Incubation is by the female only (96, 3). In captivity, birds incubate in bouts of 2–41 min (mean = 19 min), and leave the nest for bouts of 2–12 min (mean = 5 min), giving a calculated attentive period of 79.2% (100).
At two nests in Limpopo Province, four nestlings hatched; three hatched on the same day and the fourth on the following day (74).
Growth and Development
The growth and development of Scaly Weaver nestlings were described from one nest in Limpopo Province (74):
Newly hatched chick (Day 0) is naked, skin pale-pinkish with sparsely distributed, wispy, pale buff tufts of down on the dorsal, humeral, alar, and capital pterylae. No feather tracts are visible below the skin. The eyes are closed. The gape is thick and white to pale-yellow. The bill is yellow with a horn-colored tip. The neosoptiles of the primaries, secondaries, and rectrices are visible. On the following day (Day 1), the chick appears the same as on Day 0. On Day 2, subcutaneous pins are visible below the skin, and the eyes are still closed. On Day 3, the first primaries may emerge in pin. On Day 4, all primary and some secondary remiges are in pin. The eyes begin to open, but only as slits. On Day 5, all the primaries and secondaries are in pin, but no other tracts are visible yet. The eyes are still open as slits. On Day 6, all the feather tracts are in pin, but no feathers are in brush yet. The eyes are now fully open. On Day 7, the pin feathers continue growing, and some feathers are in brush. On Day 8, all feather tracts have at least some feathers in brush, and most of the primaries and secondaries are in brush. On Day 9, all the feathers are about 20% in brush. On Day 10, all the primaries are about 33% in brush. On Day 11, all the primaries are about 50% in brush.

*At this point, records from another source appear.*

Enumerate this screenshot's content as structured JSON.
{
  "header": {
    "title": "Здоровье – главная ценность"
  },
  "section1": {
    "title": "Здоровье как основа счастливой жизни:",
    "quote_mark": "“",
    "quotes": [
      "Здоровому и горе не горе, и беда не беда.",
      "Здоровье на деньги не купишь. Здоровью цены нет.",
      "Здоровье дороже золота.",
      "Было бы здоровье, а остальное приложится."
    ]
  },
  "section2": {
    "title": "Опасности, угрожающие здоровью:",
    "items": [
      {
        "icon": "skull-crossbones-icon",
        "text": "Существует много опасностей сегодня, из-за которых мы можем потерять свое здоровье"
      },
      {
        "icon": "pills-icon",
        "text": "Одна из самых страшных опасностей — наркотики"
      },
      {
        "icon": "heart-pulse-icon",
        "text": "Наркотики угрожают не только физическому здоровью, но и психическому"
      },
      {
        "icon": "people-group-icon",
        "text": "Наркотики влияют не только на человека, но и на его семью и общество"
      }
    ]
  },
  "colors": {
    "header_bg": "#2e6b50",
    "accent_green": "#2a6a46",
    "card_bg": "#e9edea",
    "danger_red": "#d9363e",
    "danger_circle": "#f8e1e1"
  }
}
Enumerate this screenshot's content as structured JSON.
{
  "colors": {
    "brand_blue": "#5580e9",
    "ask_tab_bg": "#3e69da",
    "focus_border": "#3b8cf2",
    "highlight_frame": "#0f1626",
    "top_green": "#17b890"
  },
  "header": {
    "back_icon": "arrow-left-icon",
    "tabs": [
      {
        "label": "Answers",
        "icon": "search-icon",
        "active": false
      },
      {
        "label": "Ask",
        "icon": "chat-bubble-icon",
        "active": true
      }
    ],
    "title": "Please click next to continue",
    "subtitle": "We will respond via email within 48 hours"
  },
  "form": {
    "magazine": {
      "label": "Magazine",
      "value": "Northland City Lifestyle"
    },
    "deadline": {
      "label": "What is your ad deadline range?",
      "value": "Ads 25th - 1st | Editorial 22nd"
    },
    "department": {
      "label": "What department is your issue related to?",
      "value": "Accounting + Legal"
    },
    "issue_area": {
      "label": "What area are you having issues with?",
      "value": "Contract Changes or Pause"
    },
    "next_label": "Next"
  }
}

Nestlings are fed seeds and invertebrates by both sexes (3).
Cooperative breeding has not been demonstrated in this species, but in a global review of parental care, it has been inferred to occur (101). At one nest under observation, the author suspected cooperative breeding but was unable to confirm it (102).
Brood Parasitism by Other Species
Departure from Nest
The mean nestling period is 16 days (range 14–18 d, n = 8) (2). At one nest in the Limpopo Province, the nestlings fledged on day 15 (day 14 for the youngest) (74).